For now, though, all that we can do is go along. They will do their student thing, often asking how long a paper has to be, but also occasionally encountering deep truths; and I will do my teacher-qua-cancer-patient thing, writing and posting and wondering what they're thinking.


Tuesday, December 15, 2015

Reading

Last night I went to bed on the early side. It had been my first day of feeling relatively normal after a solid week of hell. One lovely thing that had emerged from the past week, however, was that my spouse would read to me from the newspaper or the New Yorker, as I lay back with my eyes closed, breathing steadily, trying not to throw up my anti-nausea medication.

It was quite a treat, then - for both of us, I imagine - for me to be able to go to bed, meds taken, feeling worn out but not horrible. So there I was, with my book - a Chanukah present from my son - about the making of The Princess Bride. And as my spouse prepared to head downstairs to take care of some leftover work email, I said, "You know, usually you read to me before I go to sleep."

"Usually?"

"Yeah. That's what you usually do." As I took my book and placed it expectantly on her side of the bed, I felt like a child, disguising my request as a previously agreed-upon contract. And I didn't care - childlike or not, I needed her. She settled in, picked up the book, and began. "Should I read the foreword?"
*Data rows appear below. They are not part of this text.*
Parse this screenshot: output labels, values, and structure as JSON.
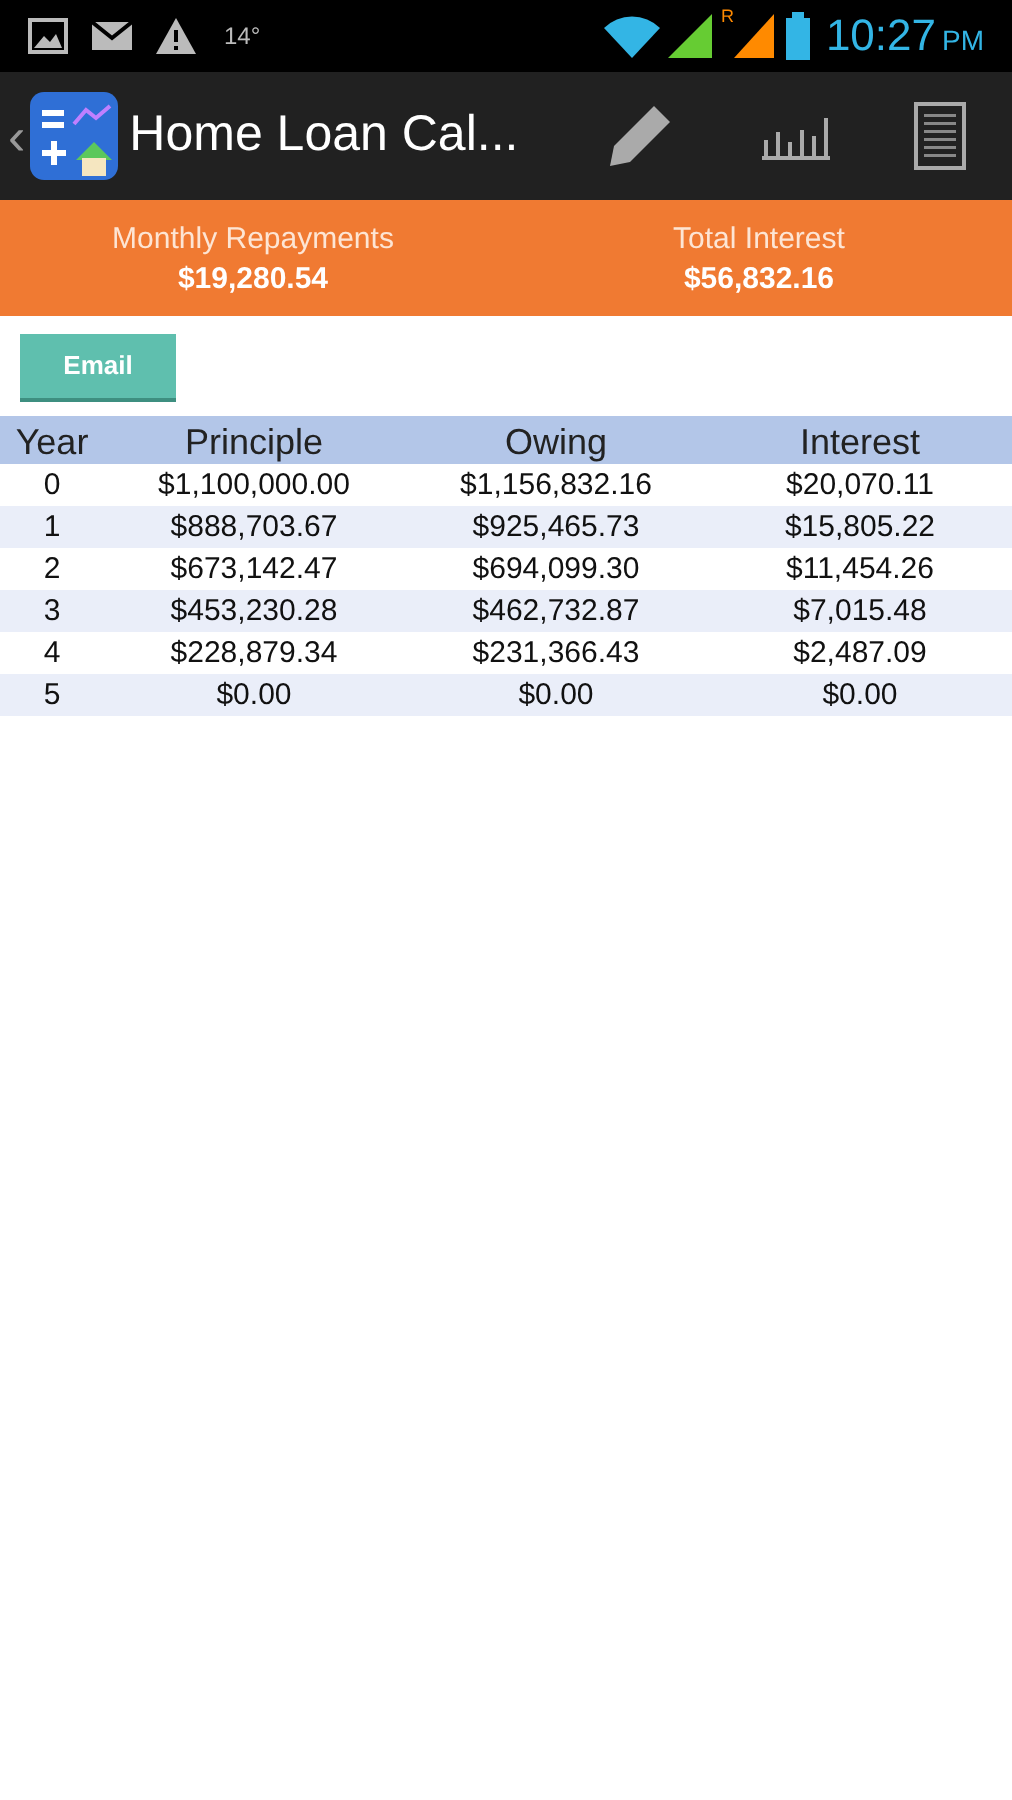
{
  "status_bar": {
    "temperature": "14°",
    "roaming": "R",
    "time": "10:27",
    "ampm": "PM"
  },
  "action_bar": {
    "back": "‹",
    "title": "Home Loan Cal..."
  },
  "summary": [
    {
      "label": "Monthly Repayments",
      "value": "$19,280.54"
    },
    {
      "label": "Total Interest",
      "value": "$56,832.16"
    }
  ],
  "email_button": "Email",
  "table": {
    "columns": [
      "Year",
      "Principle",
      "Owing",
      "Interest"
    ],
    "rows": [
      [
        "0",
        "$1,100,000.00",
        "$1,156,832.16",
        "$20,070.11"
      ],
      [
        "1",
        "$888,703.67",
        "$925,465.73",
        "$15,805.22"
      ],
      [
        "2",
        "$673,142.47",
        "$694,099.30",
        "$11,454.26"
      ],
      [
        "3",
        "$453,230.28",
        "$462,732.87",
        "$7,015.48"
      ],
      [
        "4",
        "$228,879.34",
        "$231,366.43",
        "$2,487.09"
      ],
      [
        "5",
        "$0.00",
        "$0.00",
        "$0.00"
      ]
    ]
  }
}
"The one by Rob Reiner? Yeah."

Her voice carried me into a world without cancer, treatments, or side effects. The words told me about the making of a movie, and at the same time they told me that this incredible woman will be by my side until I take my last breath.


Friday, December 4, 2015

Thank you

A book of poetry landed on my doorstep today. Every single day I get a card - or several. Many days I get a package - a book, flowers, magazines, ice cream (well, in gift card form), pictures by children whom I love.
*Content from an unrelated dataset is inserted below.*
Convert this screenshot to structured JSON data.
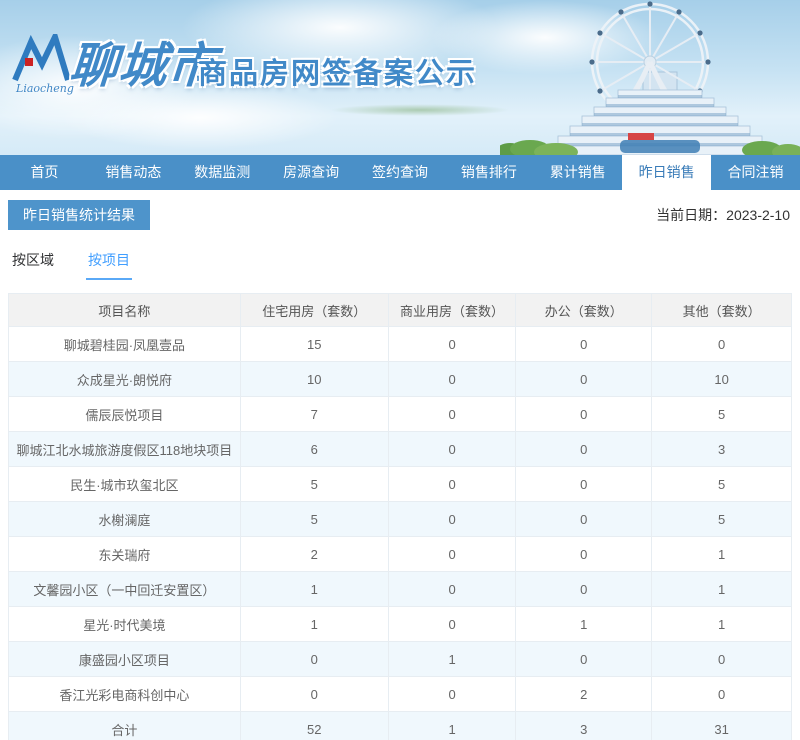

It's crazy. And it's hard to describe how happy it makes me. A present! A card! I feel like every day is my birthday. And it kind of is, because every single day someone, or multiple people, share with me their happiness that I am in the world.

And that makes me awfully happy to be in the world as well.

Love to you all,
Gina

Tuesday, December 1, 2015

Good news...

If you've been reading this blog, then maybe you've already discovered what I am only now beginning to understand. Namely, that my personal "Fuck you" to cancer comes from my refusal to make this a my-cancer-update blog. No offense to anyone who reads or writes those, but personally I can't think of anything I want to write about less than the ins and outs, ups and downs, of the various treatments, symptoms, and side effects that come with cancer.

That all being said, today I had some encouraging news.  Looking back, I honestly can't remember the last time that I had good cancer-related news - possibly over a year ago when I was on my first trial. Anyway, today my liver function levels were all either normal (What???) or still high but less than half of what they were three weeks ago.

The response? There are several. The Gina who is sorting through papers, labeling photographs, and reviewing her will is still definitely in the house.  I worked way too hard to get her in here to just kick her out because of a little glimmer of hope.  But there's also the Gina who can almost imagine looking back at this fall and thinking, "Wow. I really thought that was the end." This Gina is more like a houseguest than a full-on resident. I take her with a hearty tablespoon of salt. And there's the Gina who is simply afraid - afraid to die, afraid to trust a good result, afraid to make her children sad, afraid to eat a piece of pumpkin pie.

And so we stumble forward - we three Ginas - from moment to moment and truth to truth.